Marianne Faithfull, l’appel de Londres


marianne-faithfull1Icône rock et égérie des Rolling Stones, la chanteuse anglaise revient avec Give My Love To London. Un album à son image, élégant et émouvant, où elle évoque la ville britannique où elle fit ses débuts, auquel ont participé Anna Calvi, l’ex-Pink Floyd Roger Waters ou Nick Cave…

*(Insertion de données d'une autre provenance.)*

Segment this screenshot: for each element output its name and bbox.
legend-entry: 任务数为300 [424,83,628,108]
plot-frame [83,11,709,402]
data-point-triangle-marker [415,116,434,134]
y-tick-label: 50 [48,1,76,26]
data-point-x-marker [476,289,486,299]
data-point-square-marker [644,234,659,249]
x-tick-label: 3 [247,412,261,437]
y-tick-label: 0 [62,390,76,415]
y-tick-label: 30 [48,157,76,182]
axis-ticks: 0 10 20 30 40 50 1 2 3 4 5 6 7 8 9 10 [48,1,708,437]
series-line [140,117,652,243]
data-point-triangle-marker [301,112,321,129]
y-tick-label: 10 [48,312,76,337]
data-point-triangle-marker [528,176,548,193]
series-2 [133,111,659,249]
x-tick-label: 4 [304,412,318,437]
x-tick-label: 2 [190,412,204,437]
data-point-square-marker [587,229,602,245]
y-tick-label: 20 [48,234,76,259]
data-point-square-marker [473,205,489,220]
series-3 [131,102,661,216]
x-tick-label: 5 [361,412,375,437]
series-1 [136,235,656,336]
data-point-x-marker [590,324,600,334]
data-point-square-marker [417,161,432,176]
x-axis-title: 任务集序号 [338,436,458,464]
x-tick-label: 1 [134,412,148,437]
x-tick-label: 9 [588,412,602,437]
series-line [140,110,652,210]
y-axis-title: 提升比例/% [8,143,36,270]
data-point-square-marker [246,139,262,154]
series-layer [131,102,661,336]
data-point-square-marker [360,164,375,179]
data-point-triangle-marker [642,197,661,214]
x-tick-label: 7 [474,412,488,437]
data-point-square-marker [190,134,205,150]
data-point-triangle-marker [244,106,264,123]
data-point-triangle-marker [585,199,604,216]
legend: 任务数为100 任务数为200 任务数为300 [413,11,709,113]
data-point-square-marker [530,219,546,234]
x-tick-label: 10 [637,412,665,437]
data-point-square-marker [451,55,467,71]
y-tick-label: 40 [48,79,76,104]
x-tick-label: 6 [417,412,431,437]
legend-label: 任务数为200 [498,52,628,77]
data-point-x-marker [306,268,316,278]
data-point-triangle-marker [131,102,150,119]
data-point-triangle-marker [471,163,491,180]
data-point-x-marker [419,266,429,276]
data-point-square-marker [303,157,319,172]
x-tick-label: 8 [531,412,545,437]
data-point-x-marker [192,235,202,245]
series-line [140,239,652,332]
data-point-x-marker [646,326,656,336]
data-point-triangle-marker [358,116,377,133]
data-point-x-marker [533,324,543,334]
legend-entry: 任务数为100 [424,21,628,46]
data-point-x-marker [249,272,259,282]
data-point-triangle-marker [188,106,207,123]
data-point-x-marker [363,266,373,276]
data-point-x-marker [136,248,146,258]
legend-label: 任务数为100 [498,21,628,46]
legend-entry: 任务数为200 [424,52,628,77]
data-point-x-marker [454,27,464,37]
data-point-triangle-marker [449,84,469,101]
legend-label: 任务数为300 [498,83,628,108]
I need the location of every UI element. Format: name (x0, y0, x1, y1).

Marianne Faithfull fête ses cinquante ans de carrière avec un nouvel album, Give My Love To London, sur la pochette duquel elle se fait mystérieuse, visage entouré de volutes de fumée. Elle a arrêté la cigarette depuis longtemps, mais sa voix garde les traces de nicotine et des excès d’antan. La chanteuse anglaise célèbre aujourd’hui la ville par où tout a commencé pour elle. Nous sommes en 1964, elle n’a que dix-sept ans et interprète ce qui sera sa première chanson, As Tears Go By, écrite par Mick Jagger et Keith Richards. Jusqu’ici elle se produisait dans des clubs, interprétant des chansons traditionnelles anglaises. Repérée par Andrew Loog Oldham, le manager des Rolling Stones, elle va alors connaître une vie très rock’n’roll marquée par la musique, les drogues dures et les aventures amoureuses, devenant la maîtresse du leader des Stones au milieu des années 1960. Icône rock au destin hors du commun, elle n’a jamais voulu jouer la carte de la légende d’une époque révolue, préférant être une artiste bien vivante.

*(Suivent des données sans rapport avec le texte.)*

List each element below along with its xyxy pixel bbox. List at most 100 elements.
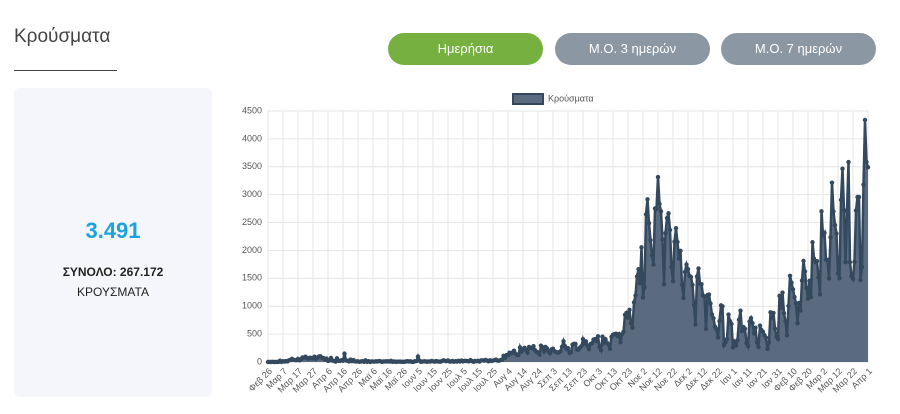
point xyxy=(792,294,797,300)
point xyxy=(829,180,835,185)
point xyxy=(742,326,748,331)
y-tick-label: 2000 xyxy=(242,245,262,255)
y-tick-label: 3000 xyxy=(242,189,262,199)
point xyxy=(723,340,728,345)
point xyxy=(838,197,844,203)
point xyxy=(753,325,758,330)
point xyxy=(783,318,788,324)
point xyxy=(594,338,599,344)
point xyxy=(541,349,547,354)
point xyxy=(670,279,676,284)
point xyxy=(654,206,659,211)
point xyxy=(846,159,851,165)
point xyxy=(537,352,542,357)
point xyxy=(595,334,601,339)
point xyxy=(765,346,770,352)
y-tick-label: 2500 xyxy=(242,217,262,227)
point xyxy=(729,321,734,327)
latest-value: 3.491 xyxy=(85,218,141,243)
point xyxy=(675,239,680,245)
point xyxy=(745,343,751,349)
point xyxy=(837,276,842,281)
point xyxy=(342,351,347,356)
point xyxy=(834,231,839,236)
point xyxy=(807,278,812,283)
point xyxy=(715,335,721,340)
point xyxy=(415,354,421,359)
point xyxy=(634,274,640,279)
point xyxy=(642,285,647,290)
point xyxy=(786,303,791,309)
point xyxy=(844,209,850,214)
point xyxy=(777,293,782,299)
y-tick-label: 1000 xyxy=(242,301,262,311)
point xyxy=(660,237,665,242)
point xyxy=(819,209,824,214)
point xyxy=(817,292,823,297)
point xyxy=(621,329,626,335)
point xyxy=(856,194,862,200)
point xyxy=(787,273,793,278)
point xyxy=(525,350,530,355)
point xyxy=(756,344,761,350)
point xyxy=(658,209,664,214)
point xyxy=(645,197,650,202)
point xyxy=(831,209,836,214)
y-tick-label: 0 xyxy=(257,356,262,366)
point xyxy=(679,282,685,288)
point xyxy=(801,258,806,264)
point xyxy=(618,340,623,345)
point xyxy=(778,305,784,311)
point xyxy=(859,264,865,270)
legend-label: Κρούσματα xyxy=(548,93,594,103)
point xyxy=(804,285,809,291)
point xyxy=(639,245,644,250)
point xyxy=(706,292,712,297)
point xyxy=(736,317,742,322)
point xyxy=(568,349,574,355)
section-title: Κρούσματα xyxy=(14,26,111,47)
point xyxy=(825,257,830,263)
point xyxy=(757,323,763,328)
point xyxy=(843,259,848,265)
point xyxy=(648,237,653,243)
point xyxy=(678,248,683,254)
point xyxy=(709,312,715,317)
point xyxy=(625,315,631,320)
y-tick-label: 4000 xyxy=(242,133,262,143)
point xyxy=(646,220,652,226)
point xyxy=(640,295,646,300)
point xyxy=(636,266,641,272)
avg7-button[interactable]: Μ.Ο. 7 ημερών xyxy=(721,33,876,65)
point xyxy=(810,240,815,245)
point xyxy=(558,349,563,354)
area xyxy=(268,119,868,362)
point xyxy=(708,301,713,306)
point xyxy=(738,308,743,313)
point xyxy=(832,222,838,228)
point xyxy=(796,300,802,306)
point xyxy=(760,329,766,334)
point xyxy=(603,337,608,342)
point xyxy=(828,235,833,240)
point xyxy=(822,230,827,235)
avg3-button[interactable]: Μ.Ο. 3 ημερών xyxy=(555,33,710,65)
point xyxy=(754,340,760,345)
point xyxy=(598,347,604,353)
point xyxy=(607,346,613,352)
point xyxy=(711,316,716,321)
daily-button[interactable]: Ημερήσια xyxy=(388,33,543,65)
point xyxy=(516,352,521,358)
point xyxy=(688,274,694,280)
point xyxy=(748,315,754,321)
point xyxy=(780,290,785,295)
point xyxy=(696,266,701,271)
point xyxy=(669,265,674,270)
point xyxy=(573,341,578,347)
point xyxy=(850,276,856,282)
point xyxy=(681,295,686,301)
point xyxy=(861,182,866,187)
point xyxy=(852,259,857,265)
point xyxy=(649,253,655,258)
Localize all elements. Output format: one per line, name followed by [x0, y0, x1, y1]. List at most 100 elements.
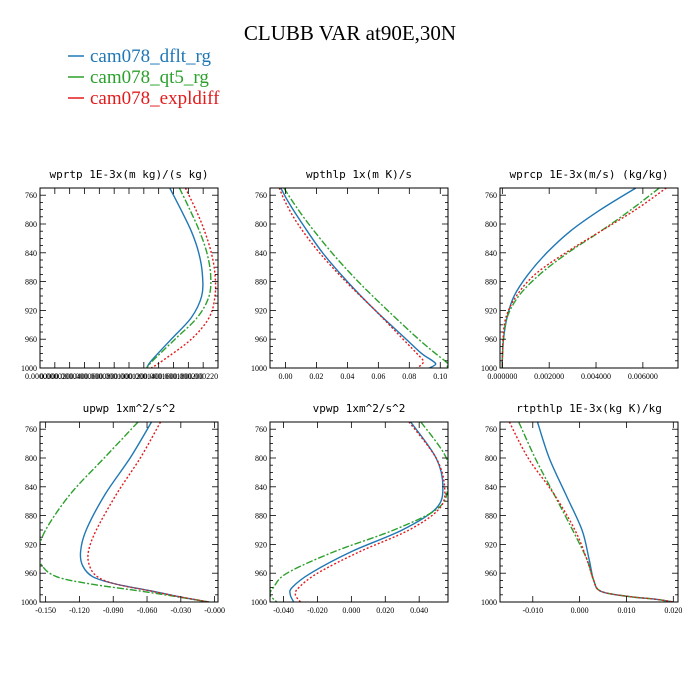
y-tick-label: 920 — [485, 540, 497, 549]
legend-entry: cam078_expldiff — [68, 88, 220, 109]
x-tick-label: 0.000220 — [188, 372, 218, 381]
y-tick-label: 800 — [25, 220, 37, 229]
y-tick-label: 880 — [485, 512, 497, 521]
legend-label: cam078_qt5_rg — [90, 67, 209, 88]
x-tick-label: 0.020 — [664, 606, 682, 615]
x-tick-label: 0.000020 — [40, 372, 70, 381]
y-tick-label: 1000 — [251, 598, 267, 607]
x-tick-label: 0.000000 — [25, 372, 55, 381]
legend-label: cam078_dflt_rg — [90, 46, 212, 67]
y-tick-label: 840 — [255, 483, 267, 492]
plot-frame — [499, 187, 679, 369]
x-tick-label: 0.000060 — [70, 372, 100, 381]
series-line-cam078_expldiff — [278, 188, 425, 368]
y-tick-label: 880 — [485, 278, 497, 287]
y-tick-label: 960 — [255, 335, 267, 344]
y-tick-label: 880 — [255, 512, 267, 521]
y-tick-label: 840 — [255, 249, 267, 258]
series-group — [146, 188, 217, 368]
chart-panel: vpwp 1xm^2/s^2 760 800 840 880 920 960 1000 -0.0… — [251, 402, 449, 615]
chart-panel: wprcp 1E-3x(m/s) (kg/kg) 760 800 840 880 920 9… — [481, 168, 679, 381]
chart-panel: rtpthlp 1E-3x(kg K)/kg 760 800 840 880 920 960… — [481, 402, 682, 615]
x-tick-label: 0.000140 — [129, 372, 159, 381]
y-tick-label: 840 — [25, 249, 37, 258]
series-line-cam078_dflt_rg — [79, 422, 210, 602]
series-group — [40, 422, 210, 602]
y-tick-label: 800 — [255, 454, 267, 463]
panel-title: vpwp 1xm^2/s^2 — [313, 402, 406, 415]
x-tick-label: 0.002000 — [534, 372, 564, 381]
x-tick-label: -0.040 — [273, 606, 294, 615]
y-tick-label: 920 — [485, 306, 497, 315]
x-tick-label: 0.000120 — [114, 372, 144, 381]
series-line-cam078_expldiff — [501, 188, 667, 368]
y-tick-label: 960 — [485, 569, 497, 578]
x-tick-label: 0.000160 — [144, 372, 174, 381]
x-tick-label: 0.02 — [309, 372, 323, 381]
x-tick-label: -0.020 — [307, 606, 328, 615]
series-line-cam078_qt5_rg — [283, 188, 448, 368]
y-tick-label: 760 — [255, 191, 267, 200]
y-tick-label: 760 — [25, 425, 37, 434]
panel-title: wprcp 1E-3x(m/s) (kg/kg) — [510, 168, 669, 181]
y-tick-label: 960 — [25, 335, 37, 344]
plot-frame — [269, 421, 449, 603]
x-tick-label: 0.000080 — [84, 372, 114, 381]
y-tick-label: 960 — [25, 569, 37, 578]
series-line-cam078_expldiff — [87, 422, 210, 602]
x-tick-label: 0.006000 — [628, 372, 658, 381]
y-tick-label: 880 — [25, 512, 37, 521]
legend-label: cam078_expldiff — [90, 88, 220, 109]
y-tick-label: 920 — [255, 306, 267, 315]
y-tick-label: 920 — [25, 306, 37, 315]
plot-frame — [499, 421, 679, 603]
y-tick-label: 1000 — [21, 598, 37, 607]
panel-title: wprtp 1E-3x(m kg)/(s kg) — [50, 168, 209, 181]
y-tick-label: 760 — [255, 425, 267, 434]
y-tick-label: 1000 — [251, 364, 267, 373]
series-line-cam078_qt5_rg — [40, 422, 210, 602]
y-tick-label: 920 — [255, 540, 267, 549]
plot-frame — [269, 187, 449, 369]
series-line-cam078_dflt_rg — [501, 188, 637, 368]
panels-group: wprtp 1E-3x(m kg)/(s kg) 760 800 840 880 920 9… — [21, 168, 682, 615]
x-tick-label: 0.10 — [433, 372, 447, 381]
y-tick-label: 840 — [485, 483, 497, 492]
x-tick-label: 0.06 — [371, 372, 385, 381]
x-tick-label: 0.020 — [376, 606, 394, 615]
legend-entry: cam078_dflt_rg — [68, 46, 212, 67]
y-tick-label: 920 — [25, 540, 37, 549]
chart-panel: wpthlp 1x(m K)/s 760 800 840 880 920 960 1000 0.… — [251, 168, 449, 381]
y-tick-label: 800 — [25, 454, 37, 463]
legend-entry: cam078_qt5_rg — [68, 67, 209, 88]
x-tick-label: -0.030 — [170, 606, 191, 615]
series-group — [278, 188, 448, 368]
x-tick-label: 0.010 — [617, 606, 635, 615]
chart-panel: upwp 1xm^2/s^27608008408809209601000-0.1… — [21, 402, 225, 615]
y-tick-label: 880 — [25, 278, 37, 287]
x-tick-label: -0.000 — [204, 606, 225, 615]
x-tick-label: 0.000000 — [487, 372, 517, 381]
x-tick-label: 0.000180 — [159, 372, 189, 381]
y-tick-label: 760 — [485, 425, 497, 434]
x-tick-label: 0.000200 — [173, 372, 203, 381]
x-tick-label: -0.150 — [35, 606, 56, 615]
y-tick-label: 840 — [25, 483, 37, 492]
y-tick-label: 800 — [485, 454, 497, 463]
series-group — [270, 422, 448, 602]
series-line-cam078_qt5_rg — [501, 188, 660, 368]
x-tick-label: -0.090 — [103, 606, 124, 615]
y-tick-label: 840 — [485, 249, 497, 258]
x-tick-label: -0.120 — [69, 606, 90, 615]
x-tick-label: 0.000040 — [55, 372, 85, 381]
series-line-cam078_expldiff — [294, 422, 446, 602]
series-line-cam078_dflt_rg — [536, 422, 674, 602]
series-line-cam078_dflt_rg — [289, 422, 444, 602]
series-line-cam078_dflt_rg — [146, 188, 204, 368]
x-tick-label: 0.004000 — [581, 372, 611, 381]
y-tick-label: 800 — [485, 220, 497, 229]
figure-title: CLUBB VAR at90E,30N — [244, 21, 456, 45]
panel-title: upwp 1xm^2/s^2 — [83, 402, 176, 415]
y-tick-label: 1000 — [481, 364, 497, 373]
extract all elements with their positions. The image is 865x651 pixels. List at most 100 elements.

marianne-faithfull2À soixante-sept ans, elle continue de créer et de mettre en musique ses émotions pour mieux se sentir exister comme au bon vieux temps du Swinging London. Écrire des chansons qui parfois ont fait écho aux folles années sexe, drogue et rock’n’roll à l’image de la magnifique Sister Morphine (1969). Regarder dans le rétroviseur ? Très peu pour elle : « Je ne suis pas nostalgique, mais je suis désormais en paix avec mon passé », précise l’interprète de Broken English. Elle est parvenue à devenir une figure mythique du rock, imposant sa personnalité de femme dans un milieu d’hommes dont elle a toujours suscité l’admiration. Jean-Luc Godard fut de ceux-là. Subjugué par la chanteuse, le réalisateur lui fera jouer son propre rôle dans Made In USA en 1966, la BO étant signée Mick Jagger et Keith Richards. Aujourd’hui, elle mène une vie plus sage. Après un cancer, il y a quelques années et une mauvaise chute récente, elle est toujours active, mue par l’énergie de la musique qui ne cesse de la passionner. « Chaque disque est un nouveau scénario. J’ai besoin de faire des choses sinon, je m’ennuie », sourit-elle.

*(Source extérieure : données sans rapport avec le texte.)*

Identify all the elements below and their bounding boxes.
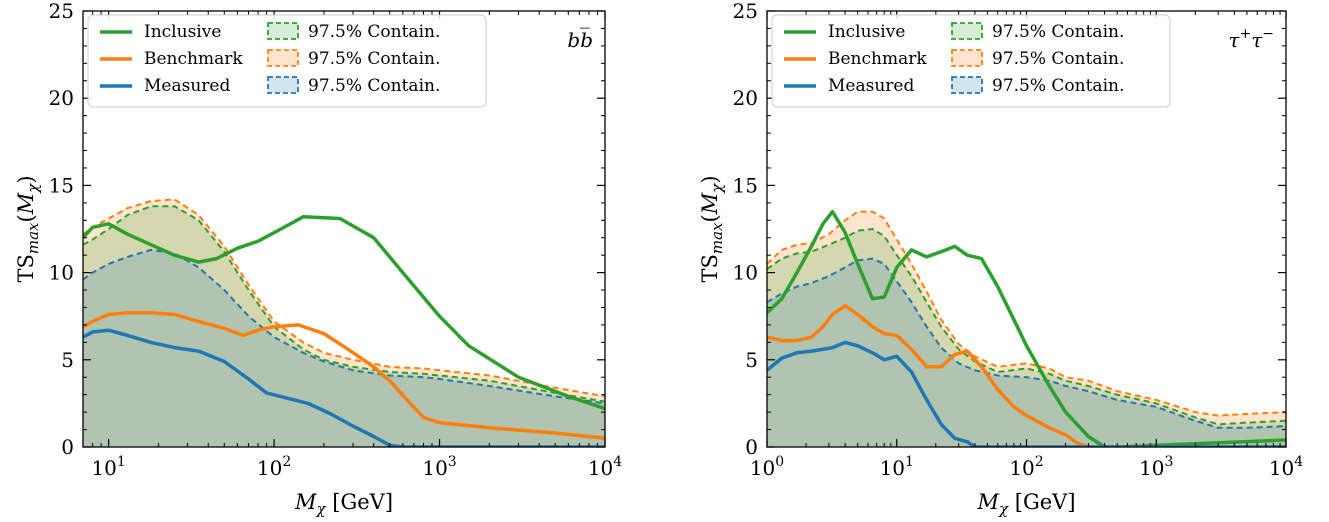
y-tick-label: 0 [61, 435, 74, 459]
legend-line-label: Measured [144, 76, 230, 96]
x-tick-label: 104 [1269, 454, 1303, 480]
series-line-inclusive [767, 209, 1286, 447]
legend-box [771, 14, 1171, 108]
series-line-measured [83, 328, 605, 447]
y-axis-label: TSmax(Mχ) [698, 175, 726, 282]
legend-band-swatch [951, 49, 983, 67]
y-tick-label: 0 [745, 435, 758, 459]
x-tick-label: 102 [1009, 454, 1043, 480]
y-tick-label: 5 [61, 348, 74, 372]
series-line-benchmark [83, 310, 605, 441]
series-line-inclusive [83, 215, 605, 411]
legend-line-label: Measured [828, 76, 914, 96]
x-tick-label: 103 [422, 454, 456, 480]
legend-line-label: Inclusive [828, 22, 905, 42]
y-tick-label: 5 [745, 348, 758, 372]
y-axis-label: TSmax(Mχ) [14, 175, 42, 282]
legend-band-swatch [951, 22, 983, 40]
containment-band-fill [83, 206, 605, 447]
legend: Inclusive Benchmark Measured 97.5% Contain.… [87, 14, 487, 108]
containment-band-edge [83, 248, 605, 405]
y-tick-label: 15 [49, 173, 74, 197]
containment-band-fill [83, 199, 605, 447]
y-tick-label: 15 [733, 173, 758, 197]
legend-band-label: 97.5% Contain. [308, 22, 440, 42]
legend-line-label: Inclusive [144, 22, 221, 42]
containment-band-edge [767, 257, 1286, 429]
legend-band-swatch [267, 22, 299, 40]
series-line-benchmark [767, 303, 1089, 447]
legend-band-label: 97.5% Contain. [992, 49, 1124, 69]
axes-frame [82, 10, 606, 448]
legend-band-label: 97.5% Contain. [992, 22, 1124, 42]
series-line-measured [767, 340, 1286, 447]
legend-line-label: Benchmark [828, 49, 927, 69]
containment-band-fill [767, 229, 1286, 447]
x-tick-label: 102 [257, 454, 291, 480]
legend-band-swatch [267, 76, 299, 94]
legend: Inclusive Benchmark Measured 97.5% Contain.… [771, 14, 1171, 108]
x-tick-label: 101 [880, 454, 914, 480]
containment-band-fill [767, 258, 1286, 447]
x-tick-label: 101 [91, 454, 125, 480]
y-tick-label: 25 [49, 0, 74, 23]
y-tick-label: 10 [49, 261, 74, 285]
panel-channel-label: τ+τ− [1228, 26, 1274, 52]
legend-band-label: 97.5% Contain. [308, 76, 440, 96]
containment-band-edge [767, 227, 1286, 426]
panel-bbbar: 0 5 10 15 20 25 101 102 103 104 Mχ [GeV] TSmax(Mχ) b… [14, 0, 622, 518]
panel-channel-label: bb̅ [567, 27, 593, 52]
containment-band-edge [767, 210, 1286, 417]
legend-band-swatch [267, 49, 299, 67]
x-axis-label: Mχ [GeV] [294, 490, 393, 518]
legend-band-label: 97.5% Contain. [992, 76, 1124, 96]
legend-band-swatch [951, 76, 983, 94]
y-tick-label: 20 [733, 86, 758, 110]
containment-band-fill [83, 249, 605, 447]
containment-band-edge [83, 198, 605, 398]
x-tick-label: 103 [1139, 454, 1173, 480]
x-tick-label: 104 [588, 454, 622, 480]
x-axis-label: Mχ [GeV] [976, 490, 1075, 518]
y-tick-label: 10 [733, 261, 758, 285]
legend-line-label: Benchmark [144, 49, 243, 69]
panel-tautau: 0 5 10 15 20 25 100 101 102 103 104 Mχ [GeV] TSmax(M… [698, 0, 1303, 518]
legend-band-label: 97.5% Contain. [308, 49, 440, 69]
plot-area [83, 198, 605, 447]
legend-box [87, 14, 487, 108]
x-tick-label: 100 [750, 454, 784, 480]
plot-area [767, 209, 1286, 447]
y-tick-label: 25 [733, 0, 758, 23]
y-tick-label: 20 [49, 86, 74, 110]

Elle le prouve une fois encore avec Give My Love To London, où elle évoque ses sentiments mélangés pour la capitale britannique : « J’adore Londres et je l’aimerai toujours, mais il est impossible d’y vivre », souligne la chanteuse, qui réside entre l’Irlande et Paris. Une vie paisible qui ne l’empêche pas de se sentir concernée, voire révoltée par l’état du monde, comme l’évoque la chanson Mother Wolf. Les ambiances de son album sont toutefois assez calmes, alternant morceaux lumineux et ballades mélancoliques. Un opus auquel ont participé de nombreux artistes, telle la chanteuse anglaise Anna Calvi, qui a composé la musique de Falling Back. Il y a aussi Roger Waters, musicien membre fondateur du groupe Pink Floyd, qui lui a écrit Sparrows Will Sing, Nick Cave, qui a composé deux chansons pour elle : Late Victorian Holocaust et Deep Water. Autant d’artistes et de musiciens avec lesquels elle a été heureuse de travailler, comme le pianiste Ed Harcourt, Adrian Utley, guitariste du groupe Portishead, ou encore Jim Sclavunos, batteur des Bad Seeds. Un disque qui ressemble à Marianne Faithfull, à la fois élégant et émouvant, qu’elle va maintenant faire découvrir sur scène à l’occasion d’une tournée en France qui passera par l’Olympia le 23 novembre.